Mubarak called Israeli settlement-building in Palestinian territories contrary to international law, adding that failure to achieve peace between Israel and the Palestinians has generated great frustration among the populace of the region.

Abbas also addressed the White House, condemning the latest spate of violence against Israelis in the West Bank.

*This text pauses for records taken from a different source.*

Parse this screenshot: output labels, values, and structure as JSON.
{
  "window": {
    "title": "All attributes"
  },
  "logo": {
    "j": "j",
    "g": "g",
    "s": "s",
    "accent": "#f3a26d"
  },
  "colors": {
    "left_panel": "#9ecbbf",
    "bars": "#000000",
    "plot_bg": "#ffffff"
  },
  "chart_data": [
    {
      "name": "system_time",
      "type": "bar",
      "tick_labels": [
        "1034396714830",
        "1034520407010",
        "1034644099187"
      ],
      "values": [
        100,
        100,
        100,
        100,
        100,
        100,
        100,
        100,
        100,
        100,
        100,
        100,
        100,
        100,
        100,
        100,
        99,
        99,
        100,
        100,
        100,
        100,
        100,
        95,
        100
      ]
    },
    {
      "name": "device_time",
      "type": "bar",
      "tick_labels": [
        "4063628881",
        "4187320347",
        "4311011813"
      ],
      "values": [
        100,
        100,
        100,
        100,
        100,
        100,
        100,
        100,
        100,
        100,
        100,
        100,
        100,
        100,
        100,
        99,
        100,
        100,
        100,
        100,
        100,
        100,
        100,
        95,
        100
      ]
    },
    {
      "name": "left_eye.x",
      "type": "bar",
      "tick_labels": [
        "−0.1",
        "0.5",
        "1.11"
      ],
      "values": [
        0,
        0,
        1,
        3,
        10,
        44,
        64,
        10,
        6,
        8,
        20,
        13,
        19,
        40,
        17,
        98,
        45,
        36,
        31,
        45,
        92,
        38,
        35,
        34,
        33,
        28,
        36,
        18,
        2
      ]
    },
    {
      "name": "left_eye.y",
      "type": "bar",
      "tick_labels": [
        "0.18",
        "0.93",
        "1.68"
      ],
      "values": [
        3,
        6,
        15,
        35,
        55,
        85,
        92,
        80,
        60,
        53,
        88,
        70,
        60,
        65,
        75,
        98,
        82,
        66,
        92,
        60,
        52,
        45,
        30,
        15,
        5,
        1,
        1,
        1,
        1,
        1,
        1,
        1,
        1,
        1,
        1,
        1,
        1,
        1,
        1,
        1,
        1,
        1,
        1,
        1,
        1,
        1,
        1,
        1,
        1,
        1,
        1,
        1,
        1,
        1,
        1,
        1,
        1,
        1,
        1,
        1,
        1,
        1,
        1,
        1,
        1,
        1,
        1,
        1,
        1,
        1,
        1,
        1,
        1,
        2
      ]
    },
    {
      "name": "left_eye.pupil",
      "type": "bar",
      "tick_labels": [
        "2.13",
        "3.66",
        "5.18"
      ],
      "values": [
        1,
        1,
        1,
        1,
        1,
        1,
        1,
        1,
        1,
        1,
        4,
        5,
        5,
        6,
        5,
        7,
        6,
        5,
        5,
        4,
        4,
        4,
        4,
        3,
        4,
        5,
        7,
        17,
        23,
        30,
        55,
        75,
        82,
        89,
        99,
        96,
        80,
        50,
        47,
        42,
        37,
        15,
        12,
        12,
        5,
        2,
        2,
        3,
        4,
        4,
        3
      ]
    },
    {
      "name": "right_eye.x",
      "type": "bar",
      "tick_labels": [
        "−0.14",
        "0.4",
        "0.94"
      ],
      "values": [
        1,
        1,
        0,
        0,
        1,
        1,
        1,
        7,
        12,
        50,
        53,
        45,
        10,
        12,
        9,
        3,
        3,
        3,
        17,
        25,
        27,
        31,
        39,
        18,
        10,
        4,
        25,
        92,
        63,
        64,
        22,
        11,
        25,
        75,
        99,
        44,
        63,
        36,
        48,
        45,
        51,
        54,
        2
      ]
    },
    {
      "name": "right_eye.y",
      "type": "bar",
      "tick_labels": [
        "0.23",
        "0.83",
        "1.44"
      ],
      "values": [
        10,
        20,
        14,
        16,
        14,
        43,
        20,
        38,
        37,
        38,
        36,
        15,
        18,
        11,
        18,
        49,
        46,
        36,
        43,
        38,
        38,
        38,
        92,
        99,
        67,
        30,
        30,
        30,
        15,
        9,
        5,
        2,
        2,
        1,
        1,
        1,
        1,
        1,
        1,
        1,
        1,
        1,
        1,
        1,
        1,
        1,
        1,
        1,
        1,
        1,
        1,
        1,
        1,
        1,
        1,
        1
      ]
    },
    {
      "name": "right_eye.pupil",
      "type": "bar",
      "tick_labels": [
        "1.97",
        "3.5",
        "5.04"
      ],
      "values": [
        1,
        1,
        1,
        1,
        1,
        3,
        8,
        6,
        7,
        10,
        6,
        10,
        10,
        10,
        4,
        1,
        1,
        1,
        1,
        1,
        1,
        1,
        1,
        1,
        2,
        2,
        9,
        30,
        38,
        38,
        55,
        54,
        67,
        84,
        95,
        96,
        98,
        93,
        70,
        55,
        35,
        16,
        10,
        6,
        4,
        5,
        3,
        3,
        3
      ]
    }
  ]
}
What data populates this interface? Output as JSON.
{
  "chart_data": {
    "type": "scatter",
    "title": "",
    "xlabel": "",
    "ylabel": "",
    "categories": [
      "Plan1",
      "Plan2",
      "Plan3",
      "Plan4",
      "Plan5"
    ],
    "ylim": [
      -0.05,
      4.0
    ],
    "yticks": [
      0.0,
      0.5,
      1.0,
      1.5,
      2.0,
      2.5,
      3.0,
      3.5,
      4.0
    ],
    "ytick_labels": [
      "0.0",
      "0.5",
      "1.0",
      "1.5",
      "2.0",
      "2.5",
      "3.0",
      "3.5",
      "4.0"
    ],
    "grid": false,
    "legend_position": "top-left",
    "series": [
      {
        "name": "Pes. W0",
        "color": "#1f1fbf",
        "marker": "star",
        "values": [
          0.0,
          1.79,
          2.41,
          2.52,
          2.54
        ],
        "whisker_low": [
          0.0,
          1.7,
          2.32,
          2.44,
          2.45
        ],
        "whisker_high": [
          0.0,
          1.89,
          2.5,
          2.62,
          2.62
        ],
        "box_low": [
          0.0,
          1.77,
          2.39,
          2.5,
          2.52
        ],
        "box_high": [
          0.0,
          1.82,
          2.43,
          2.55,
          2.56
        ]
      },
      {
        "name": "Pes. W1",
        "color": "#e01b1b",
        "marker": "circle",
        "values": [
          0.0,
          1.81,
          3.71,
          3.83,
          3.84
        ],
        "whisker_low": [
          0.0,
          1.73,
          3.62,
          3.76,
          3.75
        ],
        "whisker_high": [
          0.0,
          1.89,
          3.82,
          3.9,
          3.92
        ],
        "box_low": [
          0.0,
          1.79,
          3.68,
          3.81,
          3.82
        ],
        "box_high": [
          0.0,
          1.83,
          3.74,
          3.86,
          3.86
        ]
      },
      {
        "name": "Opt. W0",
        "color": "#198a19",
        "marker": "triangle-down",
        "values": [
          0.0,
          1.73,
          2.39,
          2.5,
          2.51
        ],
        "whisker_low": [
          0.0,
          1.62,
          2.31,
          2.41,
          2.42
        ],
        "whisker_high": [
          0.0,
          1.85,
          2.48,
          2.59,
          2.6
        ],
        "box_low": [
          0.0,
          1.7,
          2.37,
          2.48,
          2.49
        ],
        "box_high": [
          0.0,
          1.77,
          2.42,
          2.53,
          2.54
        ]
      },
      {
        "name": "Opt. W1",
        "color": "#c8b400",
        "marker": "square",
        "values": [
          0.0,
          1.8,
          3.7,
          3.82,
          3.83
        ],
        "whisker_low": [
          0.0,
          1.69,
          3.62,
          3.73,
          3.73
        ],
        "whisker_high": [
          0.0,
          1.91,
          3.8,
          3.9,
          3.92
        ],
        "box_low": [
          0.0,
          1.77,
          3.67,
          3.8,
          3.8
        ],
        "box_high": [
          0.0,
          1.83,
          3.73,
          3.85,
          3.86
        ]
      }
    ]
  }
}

He pledged to "spare no effort" to reach a peace agreement with the Israelis.

"We do not want at all that any blood be shed," Abbas said, adding that a comprehensive peace should correct historical injustices.

Abbas reiterated the Palestinian demand for a freeze on all Israeli settlements construction on land the Palestinians seek for a future state, including East Jerusalem.

Jordan's king, who also spoke, called on the Israelis and Palestinians to move quickly to address the most difficult obstacles in achieving a final peace settlement.

Abdullah warned that the negotiations must produce results.

"Time is not on our side," he said, adding that achieving a deal within the one-year goal would require "sparing no effort in addressing all final status issues."

Obama maintained that final status issues must be on the table, including establishing borders of a Palestinian state, the Palestinian demands for the right of Arab refugees to return to Israel, and the future of Jerusalem and Israeli settlements.